Confidentiality and disclosure
- Duty to keep information confidential. The Act criminalises deliberate or reckless conduct that results in disclosure of confidential information identifying donors, recipients or persons associated with tissue removal (s 28(1)); exceptions are listed for court orders, hospital administration or bona fide research, consent of the person, and privileged communications (s 28(2)). Maximum penalties apply (s 28(1)).
Liability protection and good faith
- Exclusion of liability. s 25 provides that, subject to the Act, a person is not liable in civil or criminal proceedings for acts done pursuant to a consent or authorisation where the act is done without negligence and in good faith. Subsections (2)(a) and (b) describe circumstances that establish good faith, including honest reasonable belief that required consents were given or no reason to doubt the validity of purported consents.
Specific rights and constraints relating to commerce
- Prohibition on trading in tissue. Contracts for valuable consideration to supply tissue are criminalised (s 22E(1)) and void unless they fall within express exceptions (s 22E(2)-(4)). This creates a bright line against commercial purchase of tissue, with narrowly prescribed statutory exceptions and a ministerial override for special circumstances.

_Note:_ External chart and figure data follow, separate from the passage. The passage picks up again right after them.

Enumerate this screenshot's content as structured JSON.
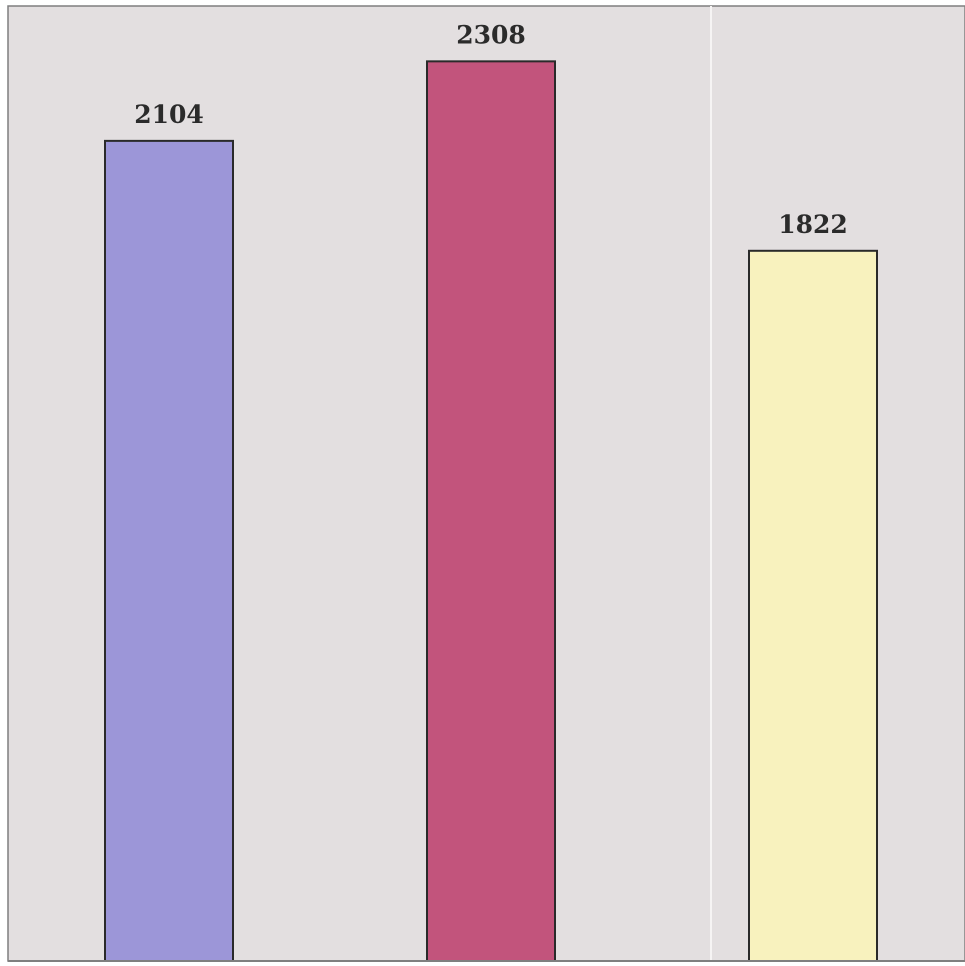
{
  "chart_data": {
    "type": "bar",
    "categories": [
      "",
      "",
      ""
    ],
    "values": [
      2104,
      2308,
      1822
    ],
    "data_labels": [
      "2104",
      "2308",
      "1822"
    ],
    "colors": [
      "#9c96d8",
      "#c2547c",
      "#f8f2be"
    ],
    "ylim": [
      0,
      2450
    ],
    "grid": false,
    "legend": "none",
    "title": "",
    "xlabel": "",
    "ylabel": ""
  },
  "style": {
    "background": "#e3dfe0",
    "panel_border": "#7f7f7f",
    "bar_stroke": "#2a2a2a",
    "divider_color": "#f6f4f4"
  }
}
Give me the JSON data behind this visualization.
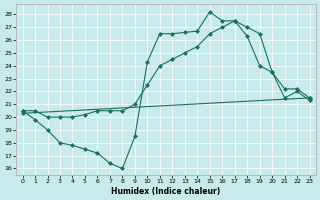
{
  "xlabel": "Humidex (Indice chaleur)",
  "bg_color": "#c8eaea",
  "line_color": "#1a7060",
  "xlim": [
    -0.5,
    23.5
  ],
  "ylim": [
    15.5,
    28.8
  ],
  "xticks": [
    0,
    1,
    2,
    3,
    4,
    5,
    6,
    7,
    8,
    9,
    10,
    11,
    12,
    13,
    14,
    15,
    16,
    17,
    18,
    19,
    20,
    21,
    22,
    23
  ],
  "yticks": [
    16,
    17,
    18,
    19,
    20,
    21,
    22,
    23,
    24,
    25,
    26,
    27,
    28
  ],
  "line1_x": [
    0,
    1,
    2,
    3,
    4,
    5,
    6,
    7,
    8,
    9,
    10,
    11,
    12,
    13,
    14,
    15,
    16,
    17,
    18,
    19,
    20,
    21,
    22,
    23
  ],
  "line1_y": [
    20.5,
    19.8,
    19.0,
    18.0,
    17.8,
    17.5,
    17.2,
    16.4,
    16.0,
    18.5,
    24.3,
    26.5,
    26.5,
    26.6,
    26.7,
    28.2,
    27.5,
    27.5,
    26.3,
    24.0,
    23.5,
    22.2,
    22.2,
    21.5
  ],
  "line2_x": [
    0,
    1,
    2,
    3,
    4,
    5,
    6,
    7,
    8,
    9,
    10,
    11,
    12,
    13,
    14,
    15,
    16,
    17,
    18,
    19,
    20,
    21,
    22,
    23
  ],
  "line2_y": [
    20.5,
    20.5,
    20.0,
    20.0,
    20.0,
    20.2,
    20.5,
    20.5,
    20.5,
    21.0,
    22.5,
    24.0,
    24.5,
    25.0,
    25.5,
    26.5,
    27.0,
    27.5,
    27.0,
    26.5,
    23.5,
    21.5,
    22.0,
    21.3
  ],
  "line3_x": [
    0,
    23
  ],
  "line3_y": [
    20.3,
    21.5
  ]
}
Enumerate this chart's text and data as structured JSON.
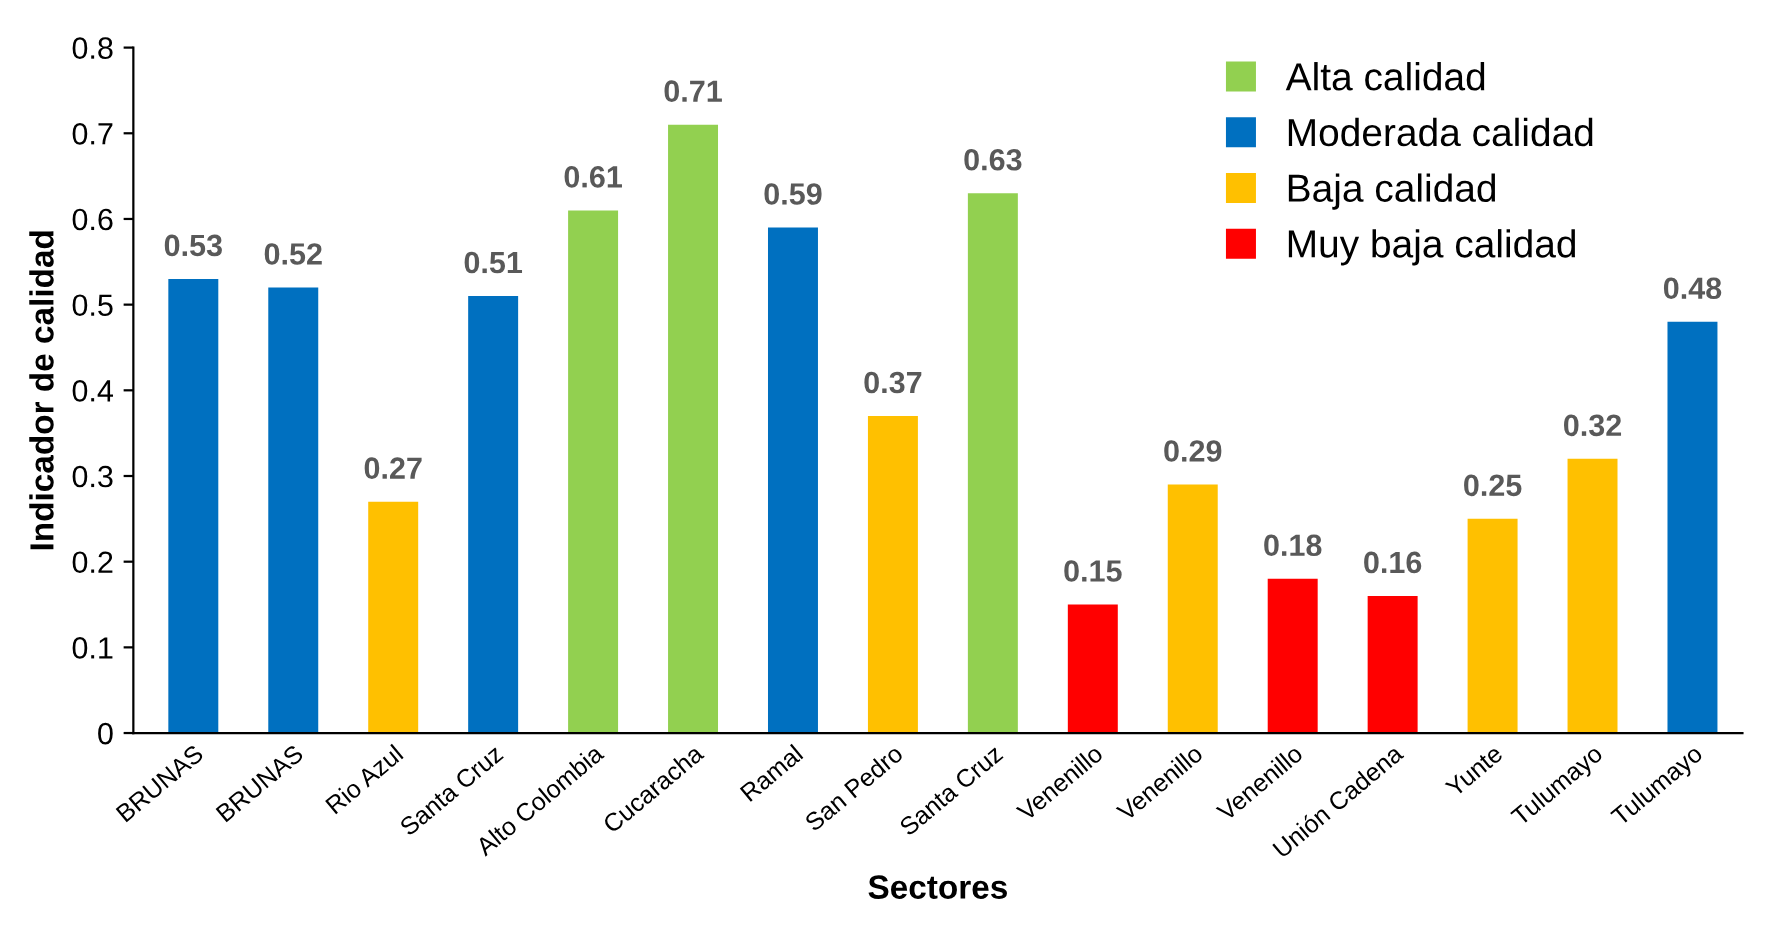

Timing and death determination
- Moment of death. For Territory law purposes, death is treated as occurring when either irreversible cessation of all brain function or irreversible cessation of blood circulation occurs (s 23). This statutory definition interacts with brain‑death certification requirements (s 21) and post‑mortem authorisations.
Duties to document and return instruments
- Custodial duties. Persons in possession of instruments of consent and certificates must return them to the donor on revocation (s 17(2)); failure to do so is an offence (s 17(2)) and an offence of strict liability (s 17(3)) unless a reasonable excuse is established (s 17(4)).
These duties and rights interact: e.g. the donor’s right of revocation creates immediate practical duties for hospital staff and designated officers to investigate and notify, and the medical certification and coroner provisions add procedural gating that affects clinician decision‑making. The Act mixes strict liability obligations (requiring careful administrative compliance) with a good‑faith shield (s 25) that depends on demonstrable honesty and absence of negligence.